## Interpreting CULA Sparse Results

One design goal for CULA Sparse was to give the user informative output so to avoid the user having to write verbose checking routines. The routine culaIterativeResultString() is key here. This routine accepts a culaIterativeResult structure which is an output from each CULA Sparse solver (it is the last parameter). The output produced is shown below:

Solver: Cg Precond: Block Jacobi (block size 16) Flag: Converged successfully in 27 iterations Residual: 8.424304e-07 Total Time: 0.02827s (overhead + precond + solve) Overhead: 0.000569s Precond: 2.8e-05s Solve: 0.02767s

You will notice that basic stats are produced, such as the solver and preconditioner used. The Flag field helps to interpret the mathematical status of the solve process. The example here shows a successful convergence in 27 iterations, but the Flag can also indicate conditions such as solver stagnation (failing to make progress for several consecutive iterations) or numerical breakdown. The Residual field indicates the quality of the final answer.

There is then a timing output block, which shows a total execution time plus a breakdown of where the time was spent. The Overhead field shows time spent for GPU-specific operations such as device memory allocation and transfer. The Precond field shows the total time required to *generate* the preconditioner, because the time required to generate a given preconditioner can vary wildly among different matrices and different preconditioners. The final field, Solve, shows the time taken for the actual system solution.

In addition to the culaIterativeResult field, each solver *returns* a culaStatus that is used to indicate important runtime information, such as incorrect parameters (specifying a matrix size less than zero, for example) or not having the proper version of the CUDA driver installed. Users of CULA Dense will already be familiar with this parameter. In all cases, it is recommended to first check the returned status, followed then by obtaining the iterative result string. The examples in your CULA Sparse installation clearly show how to integrate this into your code.

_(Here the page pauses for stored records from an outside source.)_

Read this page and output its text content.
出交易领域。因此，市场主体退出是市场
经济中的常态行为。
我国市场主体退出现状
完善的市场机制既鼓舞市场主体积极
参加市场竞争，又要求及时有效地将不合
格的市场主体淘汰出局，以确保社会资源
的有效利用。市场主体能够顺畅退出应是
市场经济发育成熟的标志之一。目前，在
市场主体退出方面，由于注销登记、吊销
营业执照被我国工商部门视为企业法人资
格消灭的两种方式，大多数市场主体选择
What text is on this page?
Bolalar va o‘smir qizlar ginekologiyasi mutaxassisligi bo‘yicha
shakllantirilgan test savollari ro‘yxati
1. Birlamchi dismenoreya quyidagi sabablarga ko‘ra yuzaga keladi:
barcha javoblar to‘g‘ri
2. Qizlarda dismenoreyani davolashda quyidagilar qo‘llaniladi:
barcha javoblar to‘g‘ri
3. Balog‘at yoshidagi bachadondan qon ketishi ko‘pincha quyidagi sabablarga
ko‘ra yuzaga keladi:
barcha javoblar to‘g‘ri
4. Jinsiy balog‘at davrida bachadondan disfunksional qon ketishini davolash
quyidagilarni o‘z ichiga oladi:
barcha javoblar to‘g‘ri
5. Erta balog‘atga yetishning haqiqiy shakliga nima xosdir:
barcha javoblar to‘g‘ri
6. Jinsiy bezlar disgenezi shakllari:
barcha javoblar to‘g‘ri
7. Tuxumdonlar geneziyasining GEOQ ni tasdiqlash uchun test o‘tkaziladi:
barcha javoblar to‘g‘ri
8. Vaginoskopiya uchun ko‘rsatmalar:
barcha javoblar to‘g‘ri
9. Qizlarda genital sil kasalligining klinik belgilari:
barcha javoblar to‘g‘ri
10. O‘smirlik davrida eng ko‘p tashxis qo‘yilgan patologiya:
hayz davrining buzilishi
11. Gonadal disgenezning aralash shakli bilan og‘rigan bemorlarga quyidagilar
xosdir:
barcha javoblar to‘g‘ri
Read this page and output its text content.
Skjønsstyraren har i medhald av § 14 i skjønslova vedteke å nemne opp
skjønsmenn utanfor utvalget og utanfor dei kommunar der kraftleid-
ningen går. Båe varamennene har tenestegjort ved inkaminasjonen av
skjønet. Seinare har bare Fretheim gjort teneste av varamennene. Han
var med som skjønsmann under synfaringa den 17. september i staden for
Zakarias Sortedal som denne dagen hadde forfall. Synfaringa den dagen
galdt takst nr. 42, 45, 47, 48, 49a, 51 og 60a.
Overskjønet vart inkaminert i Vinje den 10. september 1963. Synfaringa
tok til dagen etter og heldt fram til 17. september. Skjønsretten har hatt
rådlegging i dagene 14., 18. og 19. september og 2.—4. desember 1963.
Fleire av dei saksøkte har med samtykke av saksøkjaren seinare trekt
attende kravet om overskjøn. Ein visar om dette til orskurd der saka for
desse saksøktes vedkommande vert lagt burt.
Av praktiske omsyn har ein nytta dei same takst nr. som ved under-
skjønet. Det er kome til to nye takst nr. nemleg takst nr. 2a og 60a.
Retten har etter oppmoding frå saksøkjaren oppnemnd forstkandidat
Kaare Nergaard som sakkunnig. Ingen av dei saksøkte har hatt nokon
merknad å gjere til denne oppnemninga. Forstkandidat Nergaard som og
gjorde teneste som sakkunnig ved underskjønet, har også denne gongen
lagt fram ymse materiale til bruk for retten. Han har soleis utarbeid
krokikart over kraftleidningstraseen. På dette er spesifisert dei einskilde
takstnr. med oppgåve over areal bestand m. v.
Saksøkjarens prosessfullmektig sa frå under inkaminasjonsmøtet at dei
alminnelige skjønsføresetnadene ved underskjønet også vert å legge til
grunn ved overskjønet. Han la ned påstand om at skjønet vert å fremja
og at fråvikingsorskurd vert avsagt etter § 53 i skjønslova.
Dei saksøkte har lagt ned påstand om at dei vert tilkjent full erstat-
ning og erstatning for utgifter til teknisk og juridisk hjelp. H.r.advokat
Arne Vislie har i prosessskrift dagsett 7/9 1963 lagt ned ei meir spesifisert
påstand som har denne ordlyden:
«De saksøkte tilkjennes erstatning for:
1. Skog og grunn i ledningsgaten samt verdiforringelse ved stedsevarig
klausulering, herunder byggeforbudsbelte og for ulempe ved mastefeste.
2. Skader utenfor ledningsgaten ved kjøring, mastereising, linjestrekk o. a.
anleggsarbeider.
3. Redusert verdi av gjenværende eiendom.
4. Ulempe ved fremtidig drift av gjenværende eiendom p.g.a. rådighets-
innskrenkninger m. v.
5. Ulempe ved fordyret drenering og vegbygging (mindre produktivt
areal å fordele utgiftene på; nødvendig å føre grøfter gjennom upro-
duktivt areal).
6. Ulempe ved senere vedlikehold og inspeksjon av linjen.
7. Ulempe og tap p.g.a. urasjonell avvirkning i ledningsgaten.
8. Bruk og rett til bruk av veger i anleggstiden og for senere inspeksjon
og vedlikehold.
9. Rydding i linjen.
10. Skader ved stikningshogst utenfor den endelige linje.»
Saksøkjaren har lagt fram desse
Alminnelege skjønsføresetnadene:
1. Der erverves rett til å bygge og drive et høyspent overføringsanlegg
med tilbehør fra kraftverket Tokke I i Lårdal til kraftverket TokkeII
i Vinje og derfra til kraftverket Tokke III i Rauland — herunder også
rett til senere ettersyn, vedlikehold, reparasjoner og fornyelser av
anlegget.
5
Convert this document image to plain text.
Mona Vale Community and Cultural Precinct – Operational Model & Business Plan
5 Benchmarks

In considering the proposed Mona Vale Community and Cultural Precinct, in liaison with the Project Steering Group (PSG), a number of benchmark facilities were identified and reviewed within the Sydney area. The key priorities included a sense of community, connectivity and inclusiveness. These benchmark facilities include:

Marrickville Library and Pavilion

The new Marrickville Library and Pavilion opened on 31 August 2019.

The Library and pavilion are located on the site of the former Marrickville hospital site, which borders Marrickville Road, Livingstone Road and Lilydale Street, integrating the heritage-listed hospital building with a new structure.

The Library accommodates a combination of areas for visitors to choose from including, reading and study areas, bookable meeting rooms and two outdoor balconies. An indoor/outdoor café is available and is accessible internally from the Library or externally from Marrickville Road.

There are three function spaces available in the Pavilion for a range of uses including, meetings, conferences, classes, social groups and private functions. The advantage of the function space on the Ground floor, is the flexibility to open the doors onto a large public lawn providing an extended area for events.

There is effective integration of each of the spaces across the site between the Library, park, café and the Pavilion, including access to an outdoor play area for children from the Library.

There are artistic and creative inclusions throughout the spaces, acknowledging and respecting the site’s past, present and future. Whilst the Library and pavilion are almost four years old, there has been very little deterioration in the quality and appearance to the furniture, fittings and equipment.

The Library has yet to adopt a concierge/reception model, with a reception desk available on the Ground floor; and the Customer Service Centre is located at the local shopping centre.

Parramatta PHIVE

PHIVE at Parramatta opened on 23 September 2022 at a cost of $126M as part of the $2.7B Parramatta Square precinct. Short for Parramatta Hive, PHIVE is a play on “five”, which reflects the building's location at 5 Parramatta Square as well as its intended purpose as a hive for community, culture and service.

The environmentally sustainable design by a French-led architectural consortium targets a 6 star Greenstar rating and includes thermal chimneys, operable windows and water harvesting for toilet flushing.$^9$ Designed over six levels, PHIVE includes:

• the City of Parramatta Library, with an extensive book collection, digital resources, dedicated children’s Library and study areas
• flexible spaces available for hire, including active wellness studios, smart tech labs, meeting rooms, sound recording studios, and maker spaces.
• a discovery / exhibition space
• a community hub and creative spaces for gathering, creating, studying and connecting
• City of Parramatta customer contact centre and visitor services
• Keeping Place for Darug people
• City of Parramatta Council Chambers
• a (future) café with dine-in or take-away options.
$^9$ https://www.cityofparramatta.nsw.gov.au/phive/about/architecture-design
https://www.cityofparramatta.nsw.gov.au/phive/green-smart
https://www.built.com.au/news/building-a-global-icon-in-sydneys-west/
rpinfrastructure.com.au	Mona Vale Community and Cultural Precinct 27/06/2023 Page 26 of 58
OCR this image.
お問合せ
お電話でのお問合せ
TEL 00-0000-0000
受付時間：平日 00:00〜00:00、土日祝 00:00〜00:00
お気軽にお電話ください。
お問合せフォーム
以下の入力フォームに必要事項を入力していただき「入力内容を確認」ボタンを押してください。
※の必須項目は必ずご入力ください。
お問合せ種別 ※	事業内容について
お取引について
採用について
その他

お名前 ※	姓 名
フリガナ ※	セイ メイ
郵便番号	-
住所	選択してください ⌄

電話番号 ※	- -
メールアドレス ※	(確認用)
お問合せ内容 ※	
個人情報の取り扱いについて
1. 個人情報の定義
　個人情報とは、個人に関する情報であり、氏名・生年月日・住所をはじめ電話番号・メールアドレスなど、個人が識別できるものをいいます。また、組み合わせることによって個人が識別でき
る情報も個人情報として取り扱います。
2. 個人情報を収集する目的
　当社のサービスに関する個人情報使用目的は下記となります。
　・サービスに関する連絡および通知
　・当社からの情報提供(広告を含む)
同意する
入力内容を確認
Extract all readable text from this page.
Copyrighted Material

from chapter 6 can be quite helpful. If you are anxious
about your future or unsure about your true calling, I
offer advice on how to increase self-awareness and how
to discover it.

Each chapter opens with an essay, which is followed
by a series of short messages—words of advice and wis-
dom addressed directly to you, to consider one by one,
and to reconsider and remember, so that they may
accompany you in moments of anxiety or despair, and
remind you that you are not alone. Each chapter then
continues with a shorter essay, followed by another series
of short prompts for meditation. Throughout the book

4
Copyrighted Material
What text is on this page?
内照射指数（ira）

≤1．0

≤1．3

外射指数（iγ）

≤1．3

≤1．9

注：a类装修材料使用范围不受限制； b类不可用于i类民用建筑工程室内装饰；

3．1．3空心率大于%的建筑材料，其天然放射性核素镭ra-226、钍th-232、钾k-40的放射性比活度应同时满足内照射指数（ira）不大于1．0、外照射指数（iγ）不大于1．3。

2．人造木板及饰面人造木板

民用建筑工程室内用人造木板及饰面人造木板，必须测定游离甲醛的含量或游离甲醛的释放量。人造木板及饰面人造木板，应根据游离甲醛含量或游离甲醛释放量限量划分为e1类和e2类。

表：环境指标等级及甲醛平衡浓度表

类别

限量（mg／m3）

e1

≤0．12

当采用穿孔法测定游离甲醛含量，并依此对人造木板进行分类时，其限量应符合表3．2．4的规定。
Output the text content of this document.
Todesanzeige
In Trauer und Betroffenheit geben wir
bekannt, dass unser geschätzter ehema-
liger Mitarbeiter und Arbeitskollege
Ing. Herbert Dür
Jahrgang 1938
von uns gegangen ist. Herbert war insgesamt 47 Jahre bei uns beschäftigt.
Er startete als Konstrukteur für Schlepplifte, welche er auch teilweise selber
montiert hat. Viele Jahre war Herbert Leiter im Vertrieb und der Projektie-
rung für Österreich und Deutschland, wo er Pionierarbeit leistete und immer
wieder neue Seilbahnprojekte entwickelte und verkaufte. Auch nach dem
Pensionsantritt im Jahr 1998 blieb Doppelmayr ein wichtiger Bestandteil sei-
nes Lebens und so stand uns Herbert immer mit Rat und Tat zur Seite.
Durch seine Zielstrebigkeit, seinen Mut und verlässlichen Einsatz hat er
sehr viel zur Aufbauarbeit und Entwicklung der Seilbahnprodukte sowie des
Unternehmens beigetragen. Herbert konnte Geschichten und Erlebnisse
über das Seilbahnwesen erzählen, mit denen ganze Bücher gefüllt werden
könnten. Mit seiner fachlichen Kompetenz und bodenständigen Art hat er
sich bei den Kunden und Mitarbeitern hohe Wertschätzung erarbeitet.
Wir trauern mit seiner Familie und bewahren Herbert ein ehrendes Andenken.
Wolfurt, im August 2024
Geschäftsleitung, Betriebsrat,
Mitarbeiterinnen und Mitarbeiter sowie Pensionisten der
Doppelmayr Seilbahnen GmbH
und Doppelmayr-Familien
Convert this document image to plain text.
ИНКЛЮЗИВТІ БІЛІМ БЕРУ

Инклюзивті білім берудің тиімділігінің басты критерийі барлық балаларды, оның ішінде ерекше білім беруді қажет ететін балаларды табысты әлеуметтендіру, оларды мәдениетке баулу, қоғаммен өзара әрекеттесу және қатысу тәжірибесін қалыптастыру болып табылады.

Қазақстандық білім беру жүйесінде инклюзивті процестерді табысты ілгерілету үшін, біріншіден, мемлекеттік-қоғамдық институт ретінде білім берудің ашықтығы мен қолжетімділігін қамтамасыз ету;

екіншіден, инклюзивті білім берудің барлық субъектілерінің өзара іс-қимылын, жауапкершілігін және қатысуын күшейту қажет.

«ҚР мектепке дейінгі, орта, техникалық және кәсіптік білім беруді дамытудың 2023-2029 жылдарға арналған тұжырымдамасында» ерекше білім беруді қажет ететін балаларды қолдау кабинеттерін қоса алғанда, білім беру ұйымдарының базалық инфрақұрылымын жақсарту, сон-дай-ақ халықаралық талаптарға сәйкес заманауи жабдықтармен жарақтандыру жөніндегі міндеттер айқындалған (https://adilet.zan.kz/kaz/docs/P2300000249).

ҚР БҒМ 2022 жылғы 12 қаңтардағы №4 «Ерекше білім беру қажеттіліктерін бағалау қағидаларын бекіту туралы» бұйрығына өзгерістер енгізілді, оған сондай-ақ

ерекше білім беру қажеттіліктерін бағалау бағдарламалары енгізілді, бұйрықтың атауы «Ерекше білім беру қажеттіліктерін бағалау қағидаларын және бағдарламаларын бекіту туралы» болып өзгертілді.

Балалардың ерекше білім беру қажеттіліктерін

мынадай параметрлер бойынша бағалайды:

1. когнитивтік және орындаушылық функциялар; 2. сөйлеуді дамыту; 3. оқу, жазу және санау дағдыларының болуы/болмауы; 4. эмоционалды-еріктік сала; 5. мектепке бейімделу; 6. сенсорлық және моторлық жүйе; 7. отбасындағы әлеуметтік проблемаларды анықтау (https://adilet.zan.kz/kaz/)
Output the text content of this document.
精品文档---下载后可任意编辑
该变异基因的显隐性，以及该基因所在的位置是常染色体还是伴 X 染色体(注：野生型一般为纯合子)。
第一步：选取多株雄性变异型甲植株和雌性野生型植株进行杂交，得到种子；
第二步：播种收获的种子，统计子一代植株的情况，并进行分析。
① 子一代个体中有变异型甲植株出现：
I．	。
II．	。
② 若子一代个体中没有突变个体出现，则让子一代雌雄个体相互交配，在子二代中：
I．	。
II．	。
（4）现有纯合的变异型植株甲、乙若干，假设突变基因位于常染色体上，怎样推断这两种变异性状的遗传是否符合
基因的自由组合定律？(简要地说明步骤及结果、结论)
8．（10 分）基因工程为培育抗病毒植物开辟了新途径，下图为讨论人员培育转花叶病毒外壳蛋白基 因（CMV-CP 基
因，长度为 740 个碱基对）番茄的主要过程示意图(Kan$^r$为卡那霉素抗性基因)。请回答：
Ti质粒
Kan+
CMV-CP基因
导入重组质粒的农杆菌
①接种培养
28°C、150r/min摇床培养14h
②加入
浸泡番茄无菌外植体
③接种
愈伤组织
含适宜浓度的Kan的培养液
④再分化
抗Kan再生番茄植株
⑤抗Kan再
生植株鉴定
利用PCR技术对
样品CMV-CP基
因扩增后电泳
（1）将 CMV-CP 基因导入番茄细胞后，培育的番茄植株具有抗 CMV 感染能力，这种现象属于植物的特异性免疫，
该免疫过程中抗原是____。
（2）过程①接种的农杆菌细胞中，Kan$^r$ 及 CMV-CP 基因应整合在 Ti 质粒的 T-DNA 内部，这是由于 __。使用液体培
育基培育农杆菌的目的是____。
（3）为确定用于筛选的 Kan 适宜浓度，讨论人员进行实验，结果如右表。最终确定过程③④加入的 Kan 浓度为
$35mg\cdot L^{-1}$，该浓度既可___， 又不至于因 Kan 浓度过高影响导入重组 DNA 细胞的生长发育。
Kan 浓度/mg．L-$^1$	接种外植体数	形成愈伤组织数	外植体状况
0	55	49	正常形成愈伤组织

## Selecting a Sparse Solver and Preconditioner

Selecting the "best" sparse iterative solver and preconditioner is often a difficult decision. Very rarely can one simply know which combination will converge quickest to find a solution within the given constraints. Often the best answer requires knowledge pertaining to the structure of the matrix and the properties it exhibits. To help aid in the selection of a solver and preconditioner, we have constructed some flow charts to help gauge which solver and preconditioner might work best. Again, since there is no correct answer for a given system, we encourage users to experiment with different solvers, preconditioners, and options. These charts are only designed to give *suggestions,* and not absolute answers.

## Sparse 101: Calling a Sparse System Solve

In this post, I’ll show you how to call a matrix solve using our soon to be released CULA Sparse package. For this example, I will show the main tasks to calling our Cg solver with a Block Jacobi preconditioner for a CSR matrix with double-precision data.

The first set of parameters to consider is the matrix system to be solved, Ax=b. For these inputs, you need to consider which matrix formats and which precision you are using; see this blog post for a discussion of matrix formats. The relevant parameters for this system are:

- n - size of the matrix system
- nnz - number of non-zero elements
- A, colInd, rowPtr - a CSR representation of the matrix to be solved
- x - the solution vector
- b - the right-hand-side to solve against

These parameters will be passed directly to a function with “Dcsr” in its name to denote the double-precision data (D) and CSR representation (csr), such as in the line below:

culaDcsr{Function}(..., N, nnz, A, colInd, rowPtr, x, b, ...);

Now that I’ve discussed the matrix system, the next parameter to consider is the configuration structure for setting options that are common to all the solvers. Among these options are the solution relative tolerance, maximum number of iterations, maximum runtime, indexing-format, and whether debugging mode has been enabled. An example configuration may look like:

culaIterativeConfig config; culaIterativeConfigInit(&config); config.maxIterations = 1000; config.tolerance = 1e-6; config.indexing = 1;

As you can see, setting up problem options is an easy task. Each option is clear and self-documenting. The config initialization routine will set sensible defaults for most problems, but it’s worth double checking to see if they meet up with your own needs and perhaps overriding them as we have done above.

The last set of options to consider are the solver- and preconditioner-specific options. These options are done with a set of structures that are initialized similarly to the general configuration structure. To use the Cg solver with a Blockjacobi preconditioner, you would write:

culaCgOptions solverOptions; culaCgOptionsInit(&solverOptions); culaBlockjacobiOptions preOptions; culaBlockjacobiOptionsInit(&preOptions); preOptions.blockSize = 4;

Above, we have default initialized both structures but then overrided the Block Jacobi preconditioner block size. Because each solver and preconditioner is initialized very similarly, this makes trying out different solvers and preconditioners an easy task.

Putting it all of the parameters together, we end up with the following line:

culaDcsrCgBlockjacobi(&config, &solverOptions, &preOptions, N, nnz, A, colInd, rowPtr, x, b, &result);

That’s it! We built CULA Sparse so that it would be easy to set up and work with different options while making sure that the code is always clear about what it is doing.